Volunteers aged 18 to 55 years (body mass index: 18 to 35 kg/m²) received two ulnar nerve blocks under ultrasound guidance. Using a crossover design with a washout phase of ≥ 36 days, one block was performed with liposomal and one with plain bupivacaine. Which came first was determined by randomization. Sensory data were collected by pinprick testing and motor data by thumb adduction, either way in comparison with the contralateral arm. Endpoints included success, time to onset, and duration of blockade. Residual efficacy was assessed by the volunteers keeping a diary. Statistical analysis included Wilcoxon signed-rank and exact McNemar’s tests, as well as a generalized estimation equation model.

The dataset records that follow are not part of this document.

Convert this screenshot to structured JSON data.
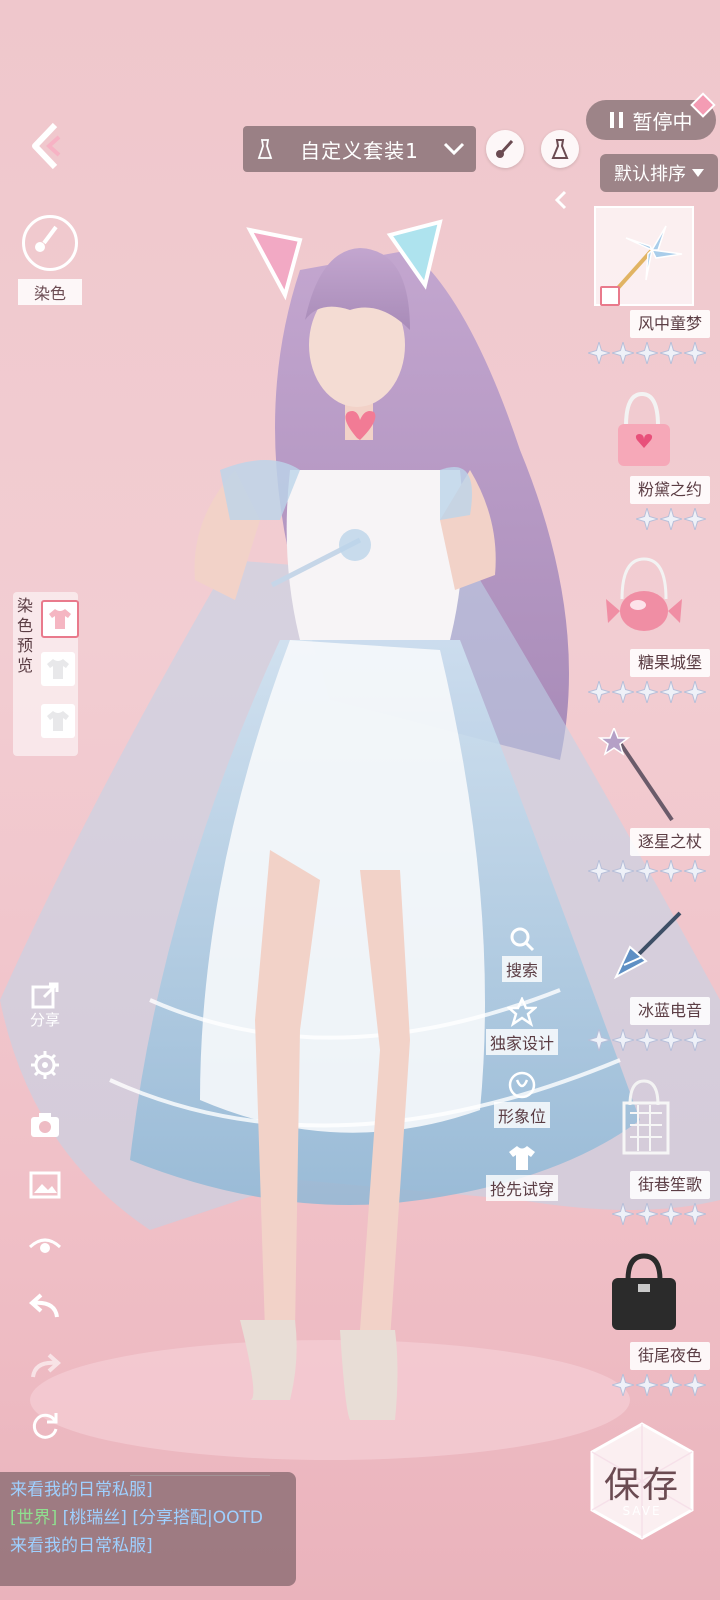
{
  "top_bar": {
    "outfit_name": "自定义套装1",
    "pause_label": "暂停中",
    "sort_label": "默认排序"
  },
  "left_panel": {
    "dye_label": "染色",
    "dye_preview_title": "染色预览",
    "share_label": "分享"
  },
  "items": [
    {
      "name": "风中童梦",
      "stars": 5,
      "selected": true
    },
    {
      "name": "粉黛之约",
      "stars": 3
    },
    {
      "name": "糖果城堡",
      "stars": 5
    },
    {
      "name": "逐星之杖",
      "stars": 5
    },
    {
      "name": "冰蓝电音",
      "stars": 5
    },
    {
      "name": "街巷笙歌",
      "stars": 4
    },
    {
      "name": "街尾夜色",
      "stars": 4
    }
  ],
  "actions": {
    "search": "搜索",
    "exclusive": "独家设计",
    "image_slot": "形象位",
    "preview_try": "抢先试穿"
  },
  "save": {
    "label": "保存",
    "sub": "SAVE"
  },
  "chat": {
    "line1": "来看我的日常私服]",
    "channel": "[世界]",
    "user": "[桃瑞丝]",
    "line2_msg": "[分享搭配|OOTD",
    "line3": "来看我的日常私服]"
  }
}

Successful sensory blockade was noted in 8/25 volunteers (32%) after liposomal and in 25/25 (100%) after plain bupivacaine (P < 0.0001). Significant differences emerged for time to onset, defined as 0% response to pinpricking in 4/5 hypothenar supply areas (P < 0.0001), and for time from onset to 80% or 20% in 1/5 areas (P < 0.001; 0.001). Carry-over effects due to the randomized sequencing were unlikely (estimate: −0.6286; SE: 0.8772; P = 0.474). Self-assessment over 3.5 days did reveal, for liposomal bupivacaine only, intermittent but unpredictable episodes of residual sensory blockade.


Our results show that liposomal bupivacaine is not a suitable ‘sole’ drug for intraoperative regional anesthesia. Findings of its limited long-term efficacy add to existing evidence that a moderate effect, at best, should be expected on postoperative pain therapy.